Maria Shriver - Los Angeles
In November 2023, Shriver joined the Bidens to announce the White House Initiative on Women’s Health Research, an effort led by Dr. Biden and the White House Gender Policy Council to close research gaps, and improve women’s health.
Gun violence prevention
Jazmin Cazares - Uvalde, Texas
After her sister Jackie was killed in the shooting at Robb Elementary in Uvalde, Texas, Cazares spent her senior year of high school traveling across the country and sharing Jackie’s story. She spoke alongside March for Our Lives leaders at the Texas State Capitol and testified before lawmakers to advocate for tighter background checks and extreme risk protection order laws.
Civil rights
Bettie Mae Fikes - Selma, Alabama
Fikes is an American singer and civil rights advocate who was a Bloody Sunday Foot Soldier in Selma, Alabama in 1965, the day protesters were beaten — and one murdered — during a civil rights march. Known as “The Voice of Selma,” Fikes served as a member of Selma’s Student Nonviolent Coordinating Committee Freedom Singers. This year’s State of the Union Address falls on the 59th anniversary of Bloody Sunday.
Student loan debt
Keenan Jones - Plymouth, Minnesota
Jones is a public middle school teacher. In April 2023, Jones wrote an email to President Biden to thank him for the Public Service Loan Forgiveness Program, which eliminated his remaining student loan debt after 10 years of public service.
Foreign policy
Prime Minister Ulf Kristersson of Sweden
Kristersson is the Prime Minister of Sweden.

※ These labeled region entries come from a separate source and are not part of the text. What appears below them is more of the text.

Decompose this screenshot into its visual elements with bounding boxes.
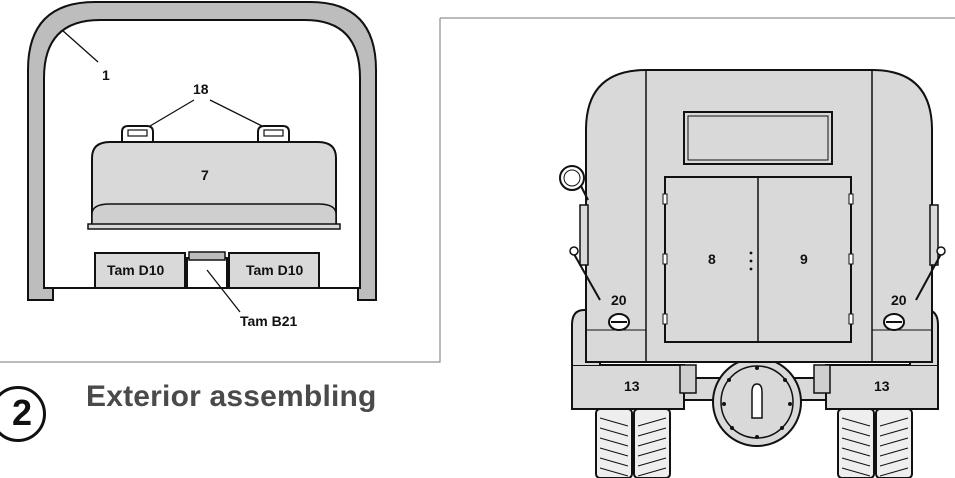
step-number: 2 — [12, 392, 33, 433]
left-panel-border — [0, 18, 441, 363]
block-right — [228, 252, 320, 289]
spring-right — [813, 364, 831, 394]
tyre-left-outer — [595, 408, 633, 478]
callout-part-right: Tam D10 — [246, 262, 304, 278]
handle-left — [121, 125, 154, 143]
callout-frame: 1 — [102, 67, 110, 83]
door-lock-icon — [749, 251, 753, 271]
box-7-lip — [87, 223, 341, 230]
spring-left — [679, 364, 697, 394]
differential-bolts — [722, 366, 792, 439]
handle-left-grip — [127, 129, 148, 137]
box-7-base — [91, 203, 337, 227]
door-hinges — [662, 193, 854, 325]
leader-handle-left — [149, 99, 195, 127]
left-view: 1 18 7 Tam D10 Tam D10 Tam B21 — [27, 1, 377, 329]
rear-window-inner — [687, 115, 829, 161]
callout-door-left: 8 — [708, 251, 716, 267]
leader-frame — [61, 29, 99, 63]
rod-left — [573, 253, 601, 301]
callout-center-part: Tam B21 — [240, 313, 298, 329]
differential-plug — [751, 383, 763, 419]
leader-center-part — [206, 269, 241, 313]
step-badge — [0, 386, 46, 442]
fender-left — [571, 364, 685, 410]
callout-part-left: Tam D10 — [107, 262, 165, 278]
rear-window — [683, 111, 833, 165]
handle-right — [257, 125, 290, 143]
tyre-right-inner — [837, 408, 875, 478]
block-center-cap — [188, 251, 226, 261]
handle-right-grip — [263, 129, 284, 137]
callout-light-left: 20 — [611, 292, 627, 308]
side-bracket-right — [929, 204, 939, 266]
callout-light-right: 20 — [891, 292, 907, 308]
side-bracket-left — [579, 204, 589, 266]
tyre-right-outer — [875, 408, 913, 478]
callout-fender-right: 13 — [874, 378, 890, 394]
rod-right — [915, 253, 942, 301]
block-center — [186, 257, 228, 289]
leader-handle-right — [209, 99, 263, 127]
callout-door-right: 9 — [800, 251, 808, 267]
rod-left-tip — [569, 246, 579, 256]
tyre-left-inner — [633, 408, 671, 478]
mirror-rim — [563, 169, 581, 187]
rod-right-tip — [936, 246, 946, 256]
callout-fender-left: 13 — [624, 378, 640, 394]
step-title: Exterior assembling — [86, 380, 377, 413]
block-left — [94, 252, 186, 289]
right-view: 8 9 20 20 13 13 — [559, 69, 946, 478]
tyre-treads — [599, 417, 909, 477]
callout-box: 7 — [201, 167, 209, 183]
callout-handles: 18 — [193, 81, 209, 97]
fender-right — [825, 364, 939, 410]
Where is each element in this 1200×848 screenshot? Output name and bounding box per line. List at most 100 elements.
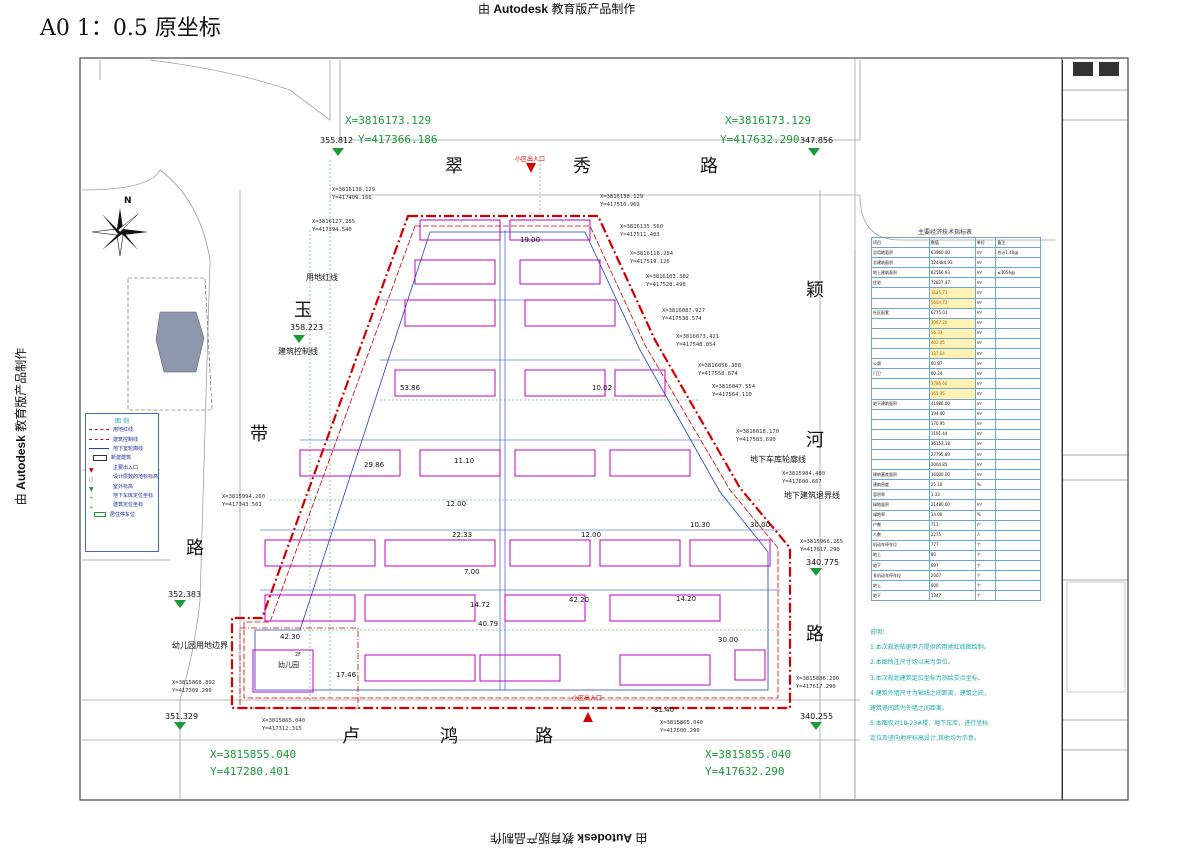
table-cell (871, 378, 930, 390)
elevation-marker (293, 335, 305, 343)
table-cell: m² (974, 388, 997, 400)
table-cell (995, 539, 1041, 551)
table-cell: m² (974, 459, 997, 471)
elevation-marker (174, 600, 186, 608)
table-cell: 社区配套 (871, 307, 930, 319)
table-cell: m² (974, 297, 997, 309)
table-cell: 门卫 (871, 368, 930, 380)
elevation-marker (174, 722, 186, 730)
legend: 图 例 用地红线 建筑控制线 地下室轮廓线 新建建筑 ▼主要出入口 ○设计层数的… (85, 413, 159, 552)
elevation-marker (810, 722, 822, 730)
table-cell: 地下建筑面积 (871, 398, 930, 410)
building (419, 449, 501, 477)
table-cell: % (974, 479, 997, 491)
table-cell: 非机动车停车位 (871, 570, 930, 582)
green-path (260, 399, 780, 631)
road-curb-north-a (339, 60, 861, 141)
table-cell: m² (974, 327, 997, 339)
elevation-label: 347.856 (800, 136, 834, 145)
green-paths (260, 160, 780, 700)
building (364, 594, 476, 622)
table-cell: 地下 (871, 559, 930, 572)
boundary-coord-group-15: X=3815868.892 Y=417309.290 (172, 680, 216, 694)
table-cell: m² (974, 257, 997, 269)
building (394, 369, 496, 397)
table-cell: % (974, 509, 997, 521)
table-cell: 697 (928, 559, 976, 572)
boundary-coord-group-2: X=3816127.285 Y=417394.540 (312, 219, 356, 233)
green-path (309, 160, 541, 700)
table-cell: 137.64 (928, 348, 976, 360)
table-cell (995, 529, 1041, 541)
building (509, 539, 591, 567)
table-cell (995, 459, 1041, 471)
road-north-char-1: 翠 (445, 156, 463, 177)
coord-sw-y: Y=417280.401 (210, 765, 290, 778)
table-cell: 34.00 (928, 509, 976, 521)
elevation-marker (332, 148, 344, 156)
table-cell: m² (974, 337, 997, 350)
table-cell (995, 428, 1041, 440)
title-block-lines (1063, 62, 1129, 751)
table-cell: 个 (974, 570, 997, 582)
north-entrance-label: 小区出入口 (515, 156, 546, 163)
table-cell: 地上 (871, 580, 930, 592)
elevation-marker (808, 148, 820, 156)
note-item: 3.本次规划建筑定位坐标为测绘交点坐标。 (870, 674, 984, 682)
table-cell: 60.87 (928, 358, 976, 370)
north-entrance-marker (526, 163, 536, 173)
table-cell (871, 448, 930, 461)
table-cell (995, 388, 1041, 400)
table-cell: 36153.18 (928, 438, 976, 450)
legend-item: 居住停车位 (86, 510, 158, 519)
table-cell (871, 428, 930, 440)
kindergarten-floors: 2F (295, 652, 302, 658)
boundary-coord-group-13: X=3815984.480 Y=417600.667 (782, 471, 826, 485)
company-logo (1099, 62, 1119, 76)
kindergarten-name: 幼儿园 (278, 661, 299, 669)
table-cell (871, 297, 930, 309)
table-cell: m² (974, 317, 997, 329)
table-cell: 总建筑面积 (871, 257, 930, 269)
elevation-markers (174, 148, 822, 730)
table-cell (995, 307, 1041, 319)
table-cell (871, 459, 930, 471)
building (609, 594, 721, 622)
coord-se-x: X=3815855.040 (705, 748, 792, 761)
legend-item: 用地红线 (86, 425, 158, 434)
boundary-coord-group-17: X=3815865.040 Y=417600.290 (660, 720, 704, 734)
road-south-char-1: 卢 (342, 726, 360, 747)
table-cell (995, 580, 1041, 592)
road-curb-w (81, 169, 161, 191)
spacing-label: 12.00 (581, 531, 602, 539)
coord-ne-x: X=3816173.129 (725, 114, 812, 127)
table-cell: 地上 (871, 549, 930, 562)
building (619, 654, 711, 686)
legend-swatch (89, 438, 109, 440)
spacing-label: 22.33 (452, 531, 473, 539)
table-cell (995, 358, 1041, 370)
building (504, 594, 586, 622)
table-cell: 194.00 (928, 408, 976, 420)
spacing-label: 19.00 (520, 236, 541, 244)
legend-item: ○设计层数的地标标高 (89, 474, 159, 483)
table-cell (974, 489, 997, 501)
notes: 说明： 1.本次规划依据甲方提供的用地红线图绘制。 2.本图所注尺寸均以米为单位… (870, 625, 990, 747)
table-cell: m² (974, 267, 997, 279)
table-header-cell: 备注 (995, 236, 1041, 249)
building (404, 299, 496, 327)
table-header-cell: 项目 (871, 236, 930, 249)
table-cell: 个 (974, 580, 997, 592)
elevation-marker (810, 568, 822, 576)
table-cell: m² (974, 277, 997, 289)
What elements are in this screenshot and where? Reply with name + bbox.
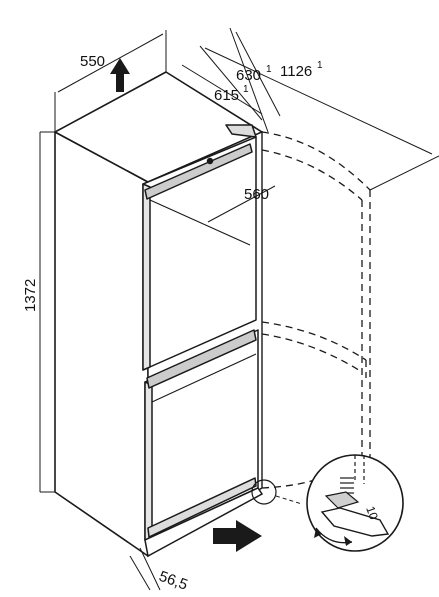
dim-plinth-depth: 56,5 [157, 568, 190, 594]
upper-door [142, 124, 257, 371]
lower-door [144, 329, 259, 541]
dim-door-width: 560 [244, 186, 269, 203]
dim-depth-handle-note: 1 [266, 64, 272, 75]
dim-depth-handle: 630 [236, 67, 261, 84]
foot-adjust-inset [251, 454, 404, 552]
top-hinge [225, 124, 257, 138]
open-door-outline [261, 131, 371, 489]
wrench-size-label: 10 [363, 504, 381, 522]
dim-width: 550 [80, 53, 105, 70]
arrow-up-icon [110, 58, 130, 92]
dim-depth-body-note: 1 [243, 84, 249, 95]
dim-depth-open: 1126 [280, 63, 312, 80]
dim-depth-open-note: 1 [317, 60, 323, 71]
fridge-side-panel [54, 131, 149, 557]
arrow-right-icon [213, 520, 262, 552]
door-lock-dot [206, 157, 214, 165]
foot-nut [324, 491, 360, 509]
upper-door-handle [144, 143, 253, 200]
dim-height: 1372 [22, 279, 39, 312]
wrench-icon [320, 507, 390, 537]
dimension-lines [39, 27, 439, 591]
plinth [144, 487, 264, 558]
dim-depth-body: 615 [214, 87, 239, 104]
lower-door-handle [146, 329, 257, 389]
foot-callout-marker [251, 479, 277, 505]
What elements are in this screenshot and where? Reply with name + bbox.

Sweden is formally joining the NATO Alliance on March 7, 2024.
Infrastructure
Governor Stephen Roe Lewis - Gu-u-Ki, Sacaton, Arizona
Lewis is serving in his fourth term as governor of the Gila River Indian Community, and is credited by the administration with "revolutionizing" tribal governmental infrastructure, led to the completion of the first new schools on the reservation in over 100 years and the first solar-over-canal project in the Western Hemisphere.
Military and public safety
Naval Commander Shelby Nikitin - Wakefield, Massachusetts
Nikitin recently completed her command tour onboard the USS Thomas Hunder, which was deployed to protect maritime shipping from illegal, dangerous, and destabilizing Houthi attacks against vessels transiting the Red Sea. Nikitin was awarded the Bronze Star.
Kameryn Pupunu - Lahaina, Hawaii
In August 2023, as Lahaina was engulfed deadly wildfires, Pupunu saved 15 lives. However, he four of his immediate family members died as a result of the fires.
Tiffany Zoeller - Fayetteville, North Carolina
Zoeller is a military spouse and works as a medical coder at Fort Liberty’s Womack Army Medical Center. In June 2023, Zoeller introduced the President at Fort Liberty to announce the Presidential Executive Order on Advancing Economic Security for Military and Veteran Spouses, Military Caregivers, and Survivors.